公園のまわりの草むらから、物音が聞こえてくる。
珠緒と華燐は、雑談をやめると、それぞれ自分の武器であるナイフとヌンチャクを発現させていた。
「…風の音じゃないよね」
「…はい。間違いなく…います…!」
華燐と珠緒は確かめ合うと、物音がした方向に武器を向ける。
直後、草むらをかき分け、物音の正体が姿を現した。
「やれやれ。いつになったら消えるかと思ったが…待つのも飽きたわ」
低く野太い声と共に、鉄塊にしか見えない大剣を振り下ろす音が聞こえてくる。その音のすぐ横に、紫色の肌の巨漢が、そこに立っていた。
「あいつは…朋夜を怪我させたフェルカド…!ダチの仇は取らせてもらう!」
フェルカドの姿を見るなり、華燐はヌンチャクを構えて声を張る。一方のフェルカドは、呆れたように鼻で笑った。

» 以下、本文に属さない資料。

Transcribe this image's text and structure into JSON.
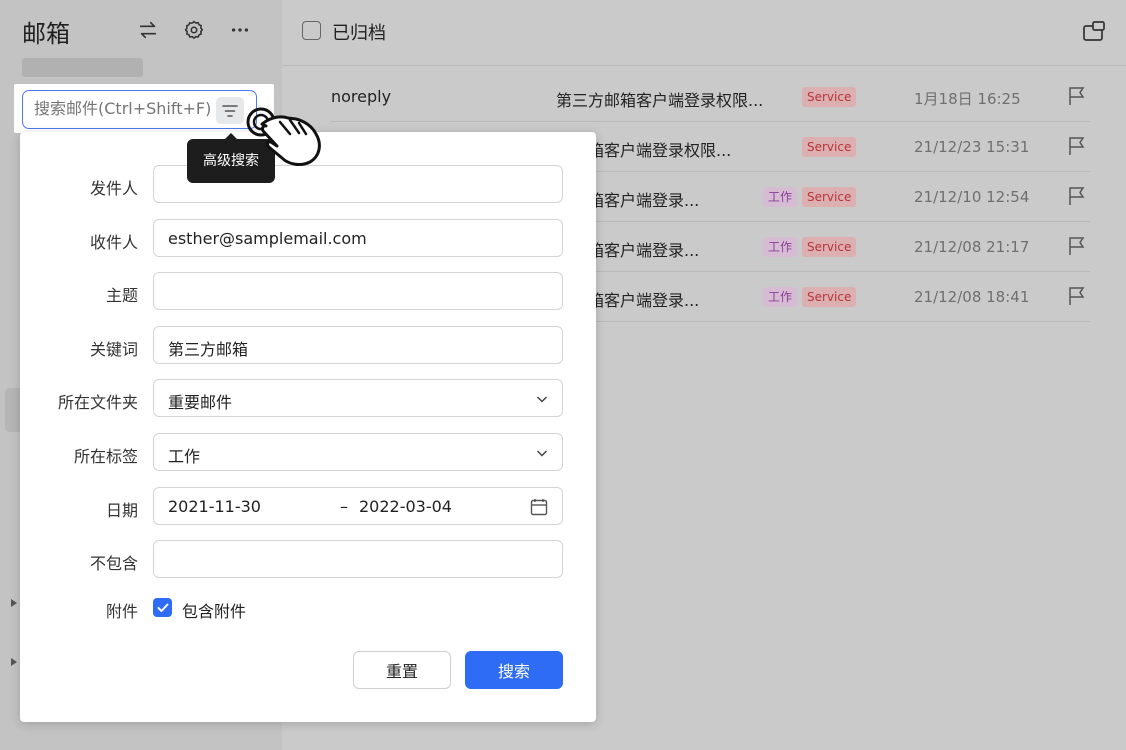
{
  "sidebar": {
    "app_title": "邮箱",
    "search": {
      "placeholder": "搜索邮件(Ctrl+Shift+F)"
    },
    "tooltip": "高级搜索",
    "icons": [
      "swap-icon",
      "gear-icon",
      "more-icon",
      "filter-icon"
    ]
  },
  "main": {
    "header": {
      "title": "已归档"
    },
    "rows": [
      {
        "sender": "noreply",
        "subject": "第三方邮箱客户端登录权限...",
        "tags": [
          "Service"
        ],
        "date": "1月18日 16:25"
      },
      {
        "sender": "",
        "subject": "方邮箱客户端登录权限...",
        "tags": [
          "Service"
        ],
        "date": "21/12/23 15:31"
      },
      {
        "sender": "",
        "subject": "方邮箱客户端登录...",
        "tags": [
          "工作",
          "Service"
        ],
        "date": "21/12/10 12:54"
      },
      {
        "sender": "",
        "subject": "方邮箱客户端登录...",
        "tags": [
          "工作",
          "Service"
        ],
        "date": "21/12/08 21:17"
      },
      {
        "sender": "",
        "subject": "方邮箱客户端登录...",
        "tags": [
          "工作",
          "Service"
        ],
        "date": "21/12/08 18:41"
      }
    ]
  },
  "advanced_search": {
    "labels": {
      "sender": "发件人",
      "recipient": "收件人",
      "subject": "主题",
      "keyword": "关键词",
      "folder": "所在文件夹",
      "tag": "所在标签",
      "date": "日期",
      "exclude": "不包含",
      "attachment": "附件"
    },
    "values": {
      "sender": "",
      "recipient": "esther@samplemail.com",
      "subject": "",
      "keyword": "第三方邮箱",
      "folder": "重要邮件",
      "tag": "工作",
      "date_start": "2021-11-30",
      "date_sep": "–",
      "date_end": "2022-03-04",
      "exclude": "",
      "attachment_checked": true,
      "attachment_label": "包含附件"
    },
    "buttons": {
      "reset": "重置",
      "search": "搜索"
    }
  },
  "colors": {
    "accent": "#2e6cf5",
    "tag_work_bg": "#d6bcd3",
    "tag_service_bg": "#dcb0b0"
  }
}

「ふん。巫女でもない小娘2人に容易くくれてやれる首ではない。者ども!ゆけぃ!」
フェルカドが声を張ると、草むらから10体ほどの悪魔が現れる。華燐と珠緒は一瞬固唾を飲むと、身構えた。
「珠緒ちゃん、ここを抜かれたら…!」
「ええ…車内の負傷者もみんな殺されてしまいます…!」
「させないよなぁ!」
「もちろん!」
華燐と珠緒は互いの想いを確認する。
そうして、こちらに向けて駆けてくる悪魔たちに対し、正面から向かっていくのだった。